Initially defined pNSCs and aNSCs from stroke-injured hippocampus contained reactive astrocytes and reactivated NSCs.

The integrative analysis of single cell data was based on initially defined pNSC and aNSC populations from the neonatal Day 4 and 48y-stroke injury hippocampus. (A) Heatmap of top 10 genes (p-value < 0.05) specific for each major cluster after normalization, relative to Fig. 6E. (B) The fraction of subpopulations in total cells (cluster 0-7). (C) UMAP feature plots showing expression distribution of cell type specific genes in cell subpopulations, including RGL marker genes (VIM, HOPX, LPAR1 and SOX2), neurogenic development genes (STMN1), and reactive astrocytes marker gene (OSMR, TIMP and LGALS3). (D) The dynamic expression of cell type specific genes along the pseudotime. Each dot represents an individual cell. These representative genes included RGL genes PAX6 and HOPX, reactivated NSC genes VIM, CD44, TNC, CHI3L1 and SOX2, and cell cycle genes CKAP5 and RANGAP1, and neuroblast gene STMN2. Related to Figure 6.
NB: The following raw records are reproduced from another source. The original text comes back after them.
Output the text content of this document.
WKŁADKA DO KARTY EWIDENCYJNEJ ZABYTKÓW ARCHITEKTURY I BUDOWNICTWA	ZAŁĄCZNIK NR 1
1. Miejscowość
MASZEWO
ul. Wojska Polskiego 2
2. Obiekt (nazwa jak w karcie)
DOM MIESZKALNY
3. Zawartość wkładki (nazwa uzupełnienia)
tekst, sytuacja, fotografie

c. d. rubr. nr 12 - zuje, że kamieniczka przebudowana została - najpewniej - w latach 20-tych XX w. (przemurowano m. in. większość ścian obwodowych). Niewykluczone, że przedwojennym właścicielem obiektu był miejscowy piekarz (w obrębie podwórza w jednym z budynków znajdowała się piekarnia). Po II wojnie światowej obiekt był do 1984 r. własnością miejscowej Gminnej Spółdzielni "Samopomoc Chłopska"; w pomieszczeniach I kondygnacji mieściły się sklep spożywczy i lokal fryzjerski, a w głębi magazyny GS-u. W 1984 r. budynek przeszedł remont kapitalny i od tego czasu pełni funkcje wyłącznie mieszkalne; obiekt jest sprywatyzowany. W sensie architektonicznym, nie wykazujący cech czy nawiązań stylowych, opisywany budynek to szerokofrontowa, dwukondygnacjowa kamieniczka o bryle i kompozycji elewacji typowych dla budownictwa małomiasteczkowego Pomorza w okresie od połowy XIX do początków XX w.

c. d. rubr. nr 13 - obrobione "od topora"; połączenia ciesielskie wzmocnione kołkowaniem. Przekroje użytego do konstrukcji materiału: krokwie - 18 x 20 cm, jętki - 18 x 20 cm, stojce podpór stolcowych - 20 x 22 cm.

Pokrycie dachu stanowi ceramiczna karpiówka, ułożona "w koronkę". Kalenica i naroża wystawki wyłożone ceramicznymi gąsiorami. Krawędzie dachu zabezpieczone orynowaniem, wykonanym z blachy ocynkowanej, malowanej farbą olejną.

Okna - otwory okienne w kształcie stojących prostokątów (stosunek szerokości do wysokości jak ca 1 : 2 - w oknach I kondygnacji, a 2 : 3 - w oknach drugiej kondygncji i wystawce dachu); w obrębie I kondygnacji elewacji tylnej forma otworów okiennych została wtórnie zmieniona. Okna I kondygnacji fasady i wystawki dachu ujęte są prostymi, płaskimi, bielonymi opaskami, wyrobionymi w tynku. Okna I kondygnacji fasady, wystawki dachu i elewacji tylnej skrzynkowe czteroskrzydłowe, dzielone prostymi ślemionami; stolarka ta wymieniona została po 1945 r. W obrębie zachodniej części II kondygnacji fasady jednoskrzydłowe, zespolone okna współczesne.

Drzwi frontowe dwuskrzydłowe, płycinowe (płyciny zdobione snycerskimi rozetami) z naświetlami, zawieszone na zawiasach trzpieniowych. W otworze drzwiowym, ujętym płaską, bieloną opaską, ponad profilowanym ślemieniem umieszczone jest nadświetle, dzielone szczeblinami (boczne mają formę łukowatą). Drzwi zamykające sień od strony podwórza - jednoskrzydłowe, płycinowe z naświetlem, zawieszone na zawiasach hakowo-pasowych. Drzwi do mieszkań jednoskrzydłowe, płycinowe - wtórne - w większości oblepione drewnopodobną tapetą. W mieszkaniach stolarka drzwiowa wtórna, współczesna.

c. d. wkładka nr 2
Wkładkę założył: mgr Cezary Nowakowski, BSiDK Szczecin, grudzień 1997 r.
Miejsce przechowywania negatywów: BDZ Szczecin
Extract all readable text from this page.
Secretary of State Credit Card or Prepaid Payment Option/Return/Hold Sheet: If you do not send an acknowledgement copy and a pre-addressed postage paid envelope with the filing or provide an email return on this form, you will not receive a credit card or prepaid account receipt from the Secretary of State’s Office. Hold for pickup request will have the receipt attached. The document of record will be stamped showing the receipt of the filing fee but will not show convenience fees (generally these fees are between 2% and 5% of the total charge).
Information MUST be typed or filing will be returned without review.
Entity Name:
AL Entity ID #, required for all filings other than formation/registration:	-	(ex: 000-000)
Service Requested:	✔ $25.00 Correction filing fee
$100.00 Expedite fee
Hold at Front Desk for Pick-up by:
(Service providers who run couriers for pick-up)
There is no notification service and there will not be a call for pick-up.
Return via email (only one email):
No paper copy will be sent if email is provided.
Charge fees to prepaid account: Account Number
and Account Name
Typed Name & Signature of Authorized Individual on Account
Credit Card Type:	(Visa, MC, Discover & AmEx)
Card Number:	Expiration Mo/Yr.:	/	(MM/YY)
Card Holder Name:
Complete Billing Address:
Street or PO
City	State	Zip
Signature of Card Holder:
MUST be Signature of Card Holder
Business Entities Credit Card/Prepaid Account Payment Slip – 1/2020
Integration of our snRNA-seq dataset with other published data.

(A) ETNPPL as a new NSC marker and STMN1/STMN2 as new immature neuron markers validated in Wang’s study were verified in our study. (B) Integration of Zhou’s snRNA-seq dataset of 14 aged donors (from 60-92 years old) with our snRNA-seq dataset. We did not detect evident pNSC, aNSC or NB populations in their dataset (circle with a dotted line). (C and D) UMAP visualization of pNSC/aNSC markers (TNC and VIM) (C), and neuroblast markers (STMN1 and NRGN) (D) in our and Zhou’s snRNA-seq dataset. Related to discussion.